Bankruptcy Lawyer Sees New Business from Participation in Online Legal Advice Forum

LexisNexis recently spoke with David L. Gibbs, senior associate attorney for The Gibbs Law Firm, APC, a bankruptcy, business and real estate firm in San Clemente, Calif. Gibbs is an active participant in Lawyers.com'S Ask A Lawyer.

LexisNexis® Martindale-Hubbell®: Can you tell me about your law practice? Who are your typical clients and how does a new client typically find you?

David L. Gibbs: Our clients are primarily homeowners in our small town in South Orange County, Calif., who experience problems with their homes or other real estate they own. Most of it is residential foreclosure activity. The single biggest driver of our business is word of mouth, because it is such a small community.

But more and more we are receiving leads from online sources, including Lawyers.com and the Ask A Lawyer section on Lawyers.com.

LNMH: How long have you been participating on Ask A Lawyer?

DLG: It's been almost a year.

LNMH: I heard that you've gotten several new clients as a result of your Ask A Lawyer work. Some of the other attorneys I've talked to have told me that lawyers shouldn't expect to get new business from Ask A Lawyer because its primary benefit is search engine optimization. Why do you think you've had success in driving new business where others haven't?

DLG: It's probably a combination of factors: The sheer number of answers I'm providing and the areas of law where I'm posting.

LNMH: What about the other benefits you've seen from your participation?

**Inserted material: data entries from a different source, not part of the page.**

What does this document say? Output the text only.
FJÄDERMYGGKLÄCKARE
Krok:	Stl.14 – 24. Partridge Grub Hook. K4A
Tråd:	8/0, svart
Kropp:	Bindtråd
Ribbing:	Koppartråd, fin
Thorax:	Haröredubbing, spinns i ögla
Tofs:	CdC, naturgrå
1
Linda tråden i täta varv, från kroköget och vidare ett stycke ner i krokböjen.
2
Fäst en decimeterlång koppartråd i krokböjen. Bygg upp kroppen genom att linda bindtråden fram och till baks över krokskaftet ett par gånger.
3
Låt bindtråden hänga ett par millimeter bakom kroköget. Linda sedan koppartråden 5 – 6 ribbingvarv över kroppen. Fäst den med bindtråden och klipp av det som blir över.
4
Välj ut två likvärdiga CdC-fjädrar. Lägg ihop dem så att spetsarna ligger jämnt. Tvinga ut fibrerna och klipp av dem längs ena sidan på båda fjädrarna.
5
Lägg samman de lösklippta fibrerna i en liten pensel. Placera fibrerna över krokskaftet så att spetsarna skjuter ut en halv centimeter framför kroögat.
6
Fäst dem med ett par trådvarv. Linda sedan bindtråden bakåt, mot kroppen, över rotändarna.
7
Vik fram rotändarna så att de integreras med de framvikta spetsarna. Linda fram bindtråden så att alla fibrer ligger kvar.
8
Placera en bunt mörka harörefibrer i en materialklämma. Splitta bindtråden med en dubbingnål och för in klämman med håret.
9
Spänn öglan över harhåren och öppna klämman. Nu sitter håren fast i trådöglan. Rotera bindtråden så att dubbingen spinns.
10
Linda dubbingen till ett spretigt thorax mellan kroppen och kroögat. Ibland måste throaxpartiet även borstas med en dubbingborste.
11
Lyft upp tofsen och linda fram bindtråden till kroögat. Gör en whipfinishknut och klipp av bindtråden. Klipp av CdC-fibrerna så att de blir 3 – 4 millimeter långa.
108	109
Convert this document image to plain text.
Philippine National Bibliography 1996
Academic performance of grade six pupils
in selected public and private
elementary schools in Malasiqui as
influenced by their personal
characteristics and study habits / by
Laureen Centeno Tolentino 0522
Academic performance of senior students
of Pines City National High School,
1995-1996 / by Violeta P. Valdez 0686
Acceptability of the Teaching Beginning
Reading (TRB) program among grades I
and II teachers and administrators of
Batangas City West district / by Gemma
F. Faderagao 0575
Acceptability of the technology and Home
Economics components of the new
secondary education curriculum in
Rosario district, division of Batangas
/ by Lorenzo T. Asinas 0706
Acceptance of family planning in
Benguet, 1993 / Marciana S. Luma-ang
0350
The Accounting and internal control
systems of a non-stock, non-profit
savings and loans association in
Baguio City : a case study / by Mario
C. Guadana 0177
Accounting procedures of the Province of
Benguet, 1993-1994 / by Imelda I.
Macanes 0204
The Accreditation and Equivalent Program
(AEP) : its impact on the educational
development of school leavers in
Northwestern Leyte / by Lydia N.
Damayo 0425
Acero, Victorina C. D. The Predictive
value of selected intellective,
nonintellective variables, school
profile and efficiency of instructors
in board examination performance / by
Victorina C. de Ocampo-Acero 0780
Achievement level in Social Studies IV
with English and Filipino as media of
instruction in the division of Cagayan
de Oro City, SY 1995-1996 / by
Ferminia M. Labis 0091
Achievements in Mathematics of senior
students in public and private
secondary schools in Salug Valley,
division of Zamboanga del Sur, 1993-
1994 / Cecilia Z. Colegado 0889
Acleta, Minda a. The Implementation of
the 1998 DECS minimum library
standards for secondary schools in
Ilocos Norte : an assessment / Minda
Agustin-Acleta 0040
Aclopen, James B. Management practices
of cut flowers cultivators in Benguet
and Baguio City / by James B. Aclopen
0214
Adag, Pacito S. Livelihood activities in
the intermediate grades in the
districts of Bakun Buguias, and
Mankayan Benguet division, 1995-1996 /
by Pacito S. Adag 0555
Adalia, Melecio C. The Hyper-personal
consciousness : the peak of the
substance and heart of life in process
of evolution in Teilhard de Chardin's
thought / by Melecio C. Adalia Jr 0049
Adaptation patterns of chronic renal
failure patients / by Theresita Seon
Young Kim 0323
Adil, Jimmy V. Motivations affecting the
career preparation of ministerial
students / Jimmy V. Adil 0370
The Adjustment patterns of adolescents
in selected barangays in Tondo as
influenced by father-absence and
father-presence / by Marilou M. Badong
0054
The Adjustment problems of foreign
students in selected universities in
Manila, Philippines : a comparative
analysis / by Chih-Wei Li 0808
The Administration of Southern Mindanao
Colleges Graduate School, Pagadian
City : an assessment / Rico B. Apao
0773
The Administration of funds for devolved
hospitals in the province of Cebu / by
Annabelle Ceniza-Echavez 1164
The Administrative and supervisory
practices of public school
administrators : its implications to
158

You mentioned the links back to your website.

DLG: I haven't tried to quantify the search engine optimization benefits. I have gone into Google Webmaster Tools, looked at the profile for our website and seen click-thrus from Lawyers.com to our site, so I assume it's working. I just have to think that just being on Lawyers.com and posting frequently is helping drive traffic to our website.

LNMH: How much time do you spend in the average week answering questions on Ask A Lawyer?

DLG: I'm not on there daily, but when I do get on, I usually spend about an hour at a shot, and I do that a couple times a week. So probably two to three hours a week.

LNMH: Are you doing this during office hours or on your own time?

DLG: Mostly during office hours. For example, I'll jump on if I have a half an hour free and don't have time to start something new. Or if it's slow, I'll go onto Lawyers.com and spend an hour or so answering questions.

LNMH: What's the strangest or most memorable question you've ever answered?

DLG: [Laughter]

LNMH: The laugh makes me think there must be one or two.

DLG: There are tons of them. I'd have to say that landlord-tenant law is the most frequent source of weird questions. They're all over the map. It seems that about half of the questions are comical in some respect. Not comical in the sense of making fun of people, but weird stuff happens in that arena. You hear about landlords peeping on their tenants or walking into apartments without any advance notice.

LNMH: Understanding that you probably don't want the competition, would you recommend Ask A Lawyer to a colleague with whom you weren't competing?

DLG: Absolutely. It's a great tool and the fact that it's still free is fantastic.

Ask A Lawyer is a good resource for consumers. And although the search engine optimization benefits are hard to quantify, it can't be a bad thing for attorneys.

LNMH: What advice would you give to other attorneys who want to participate on Ask A Lawyer?

DLG: Limit yourself to areas where you know the law. On other online legal advice forums, I've seen attorneys taking guesses on answers in areas where they don't practice. Don't do that, you look like an idiot. Focus on what you know.

Second, be human. I've seen responses on other online legal advice forums where attorneys seem very condescending and are talking above their audience.

Finally, jump in and get going. It's very easy to do.